12. Information Relating to Minors
The Service takes care to protect the privacy of minors in accordance with applicable law. If a minor uses the Service, they should do so with the consent of a parent or other legal guardian where required.
13. User Rights
Under applicable law, users may have rights regarding their personal information, including access, correction, addition, deletion, suspension of use, restriction of processing, objection, data portability, and other rights.
The Service will respond within a reasonable scope in accordance with applicable law after identity verification and other necessary procedures.
14. Region-Specific Notes
In addition to Japan’s Act on the Protection of Personal Information and other applicable laws, the Service seeks, where possible, to take into account rights and requirements recognized under GDPR, UK GDPR, CCPA/CPRA, and other relevant laws depending on the user’s region.
However, the specific legal assessment and details of region-specific handling may be reviewed depending on service regions, service scale, feature scope, and legal changes.
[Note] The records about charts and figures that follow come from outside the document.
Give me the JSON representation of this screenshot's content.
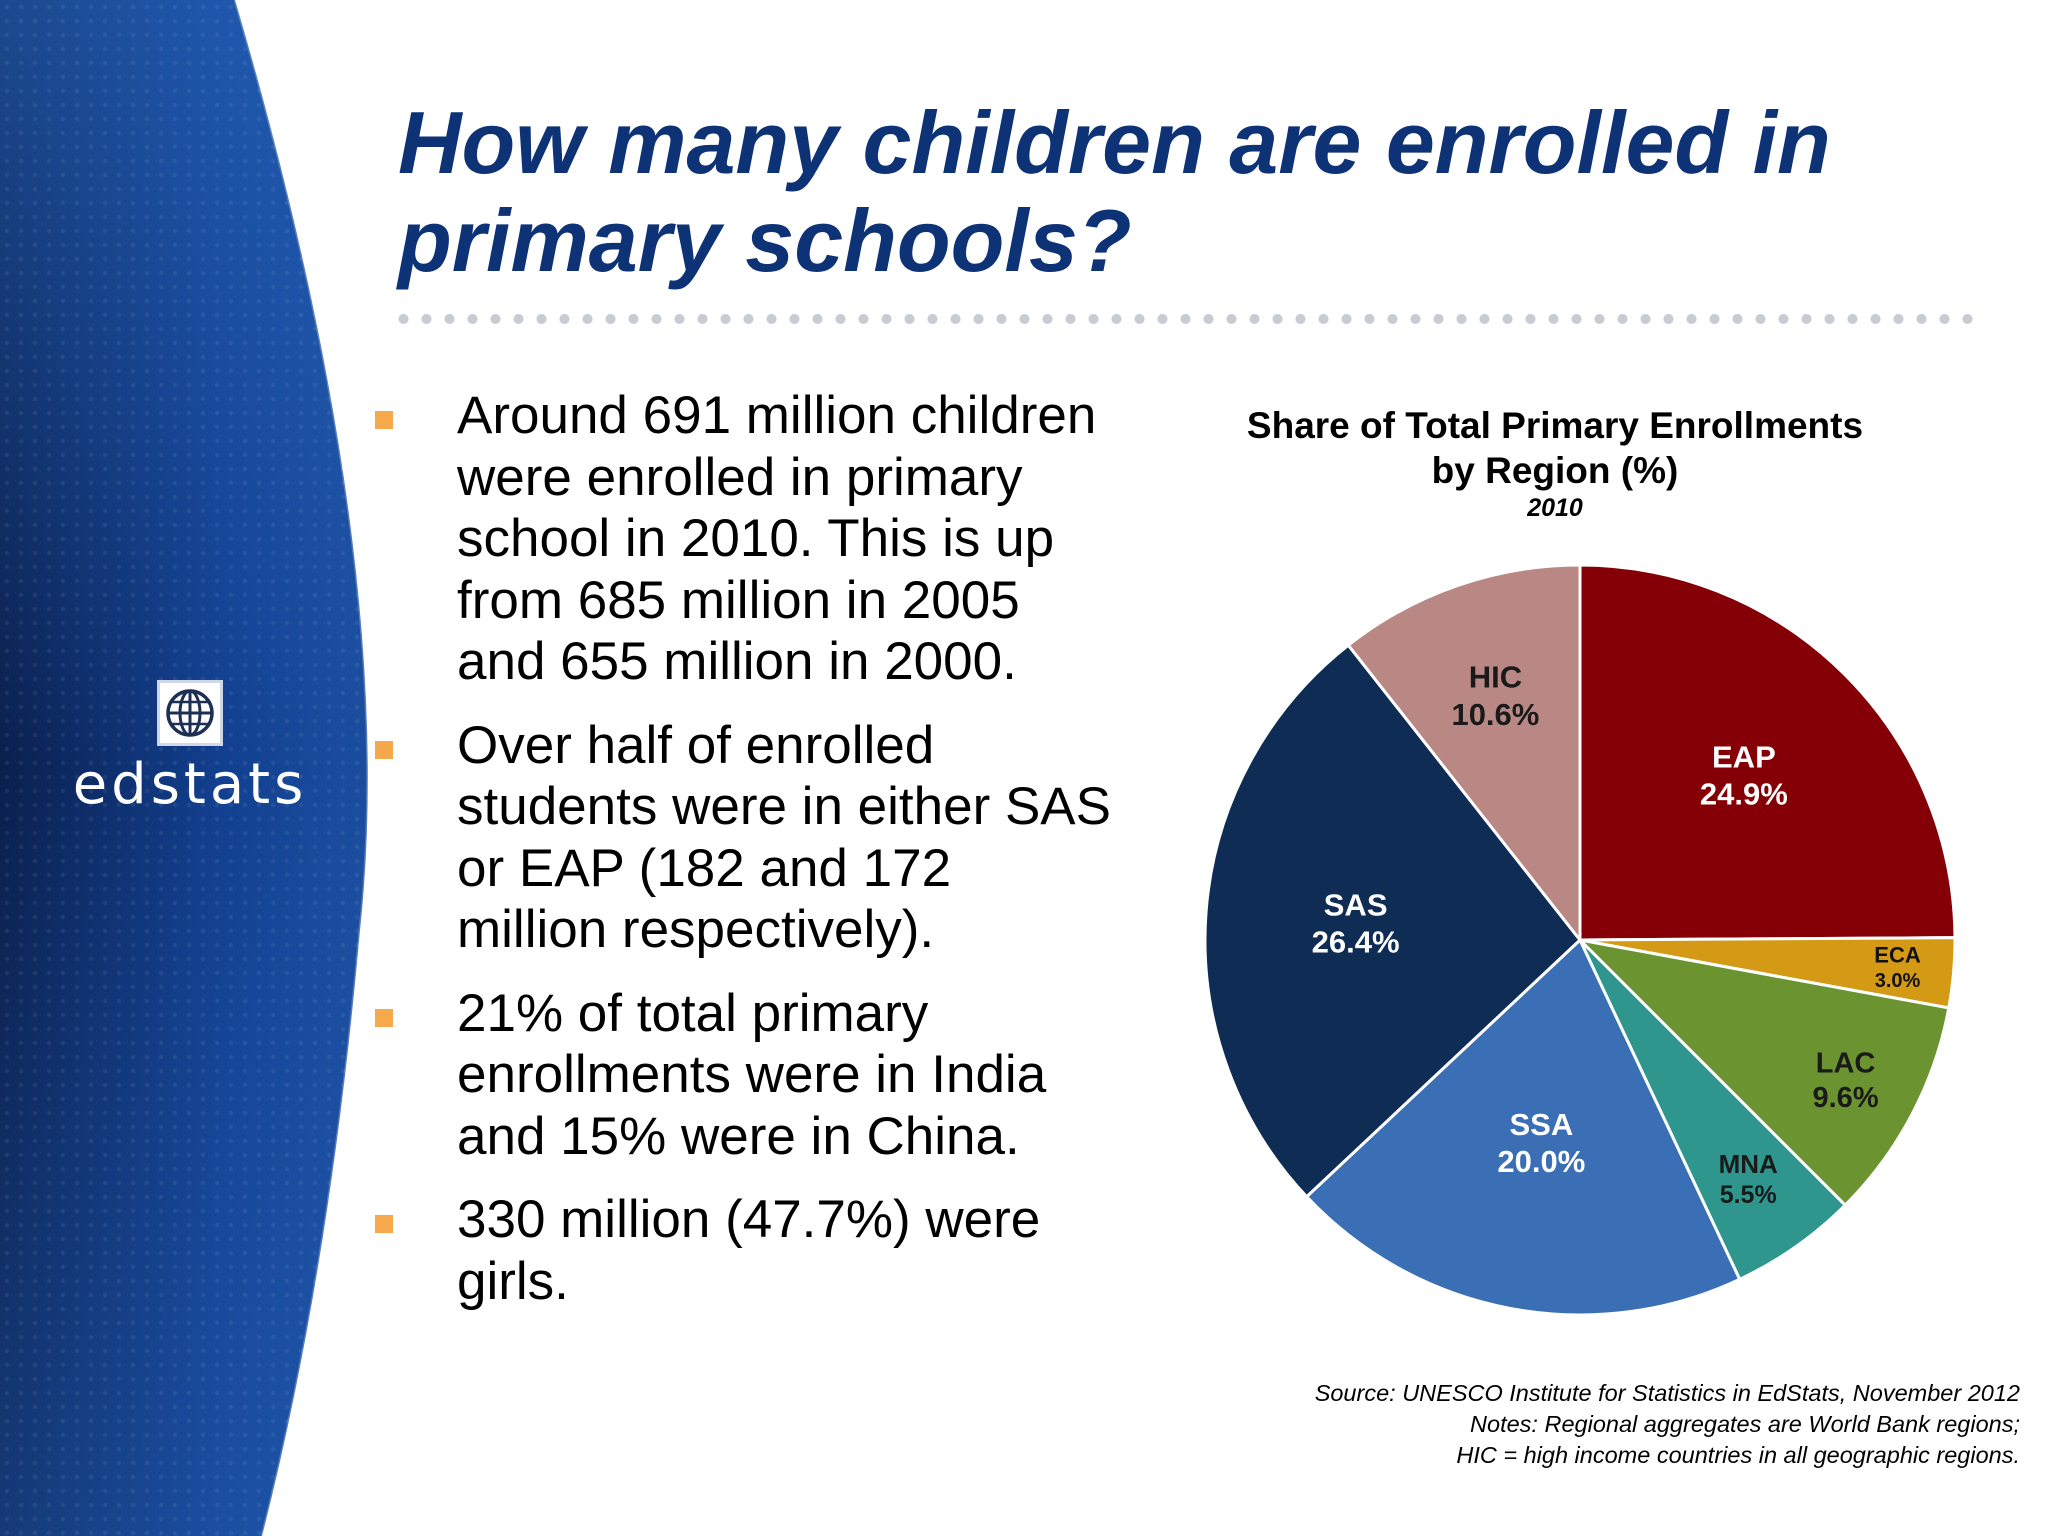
{
  "logo": {
    "text": "edstats"
  },
  "title": "How many children are enrolled in primary schools?",
  "bullets": [
    "Around 691 million children were enrolled in primary school in 2010. This is up from 685 million in 2005 and 655 million in 2000.",
    "Over half of enrolled students were in either SAS or EAP (182 and 172 million respectively).",
    "21% of total primary enrollments were in India and 15% were in China.",
    "330 million (47.7%) were girls."
  ],
  "source_lines": [
    "Source:  UNESCO Institute for Statistics in EdStats, November 2012",
    "Notes: Regional aggregates are World Bank regions;",
    "HIC = high income countries in all geographic regions."
  ],
  "colors": {
    "title": "#0d3275",
    "bullet": "#f5a94c",
    "sidebar_dark": "#0a1f4d",
    "sidebar_mid": "#123f8f"
  },
  "chart_data": {
    "type": "pie",
    "title": "Share of Total Primary Enrollments by Region (%)",
    "subtitle": "2010",
    "unit": "%",
    "slices": [
      {
        "label": "EAP",
        "value": 24.9,
        "display": "24.9%",
        "color": "#840006"
      },
      {
        "label": "ECA",
        "value": 3.0,
        "display": "3.0%",
        "color": "#d49a16"
      },
      {
        "label": "LAC",
        "value": 9.6,
        "display": "9.6%",
        "color": "#6b9430"
      },
      {
        "label": "MNA",
        "value": 5.5,
        "display": "5.5%",
        "color": "#2e968d"
      },
      {
        "label": "SSA",
        "value": 20.0,
        "display": "20.0%",
        "color": "#3b6fb5"
      },
      {
        "label": "SAS",
        "value": 26.4,
        "display": "26.4%",
        "color": "#0e2c54"
      },
      {
        "label": "HIC",
        "value": 10.6,
        "display": "10.6%",
        "color": "#b98784"
      }
    ]
  }
}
15. Changes to This Policy
The Service may revise this Policy due to legal changes, feature changes, operational needs, or other reasonable reasons.
If material changes are made, the Service will provide notice through posting within the Service or by other reasonable means. Unless otherwise specified, the revised Policy becomes effective upon posting or notice.
16. Contact
For inquiries regarding this Policy or the handling of personal information by the Service, please use the inquiry path within the Service or the separate contact channel provided by the Service.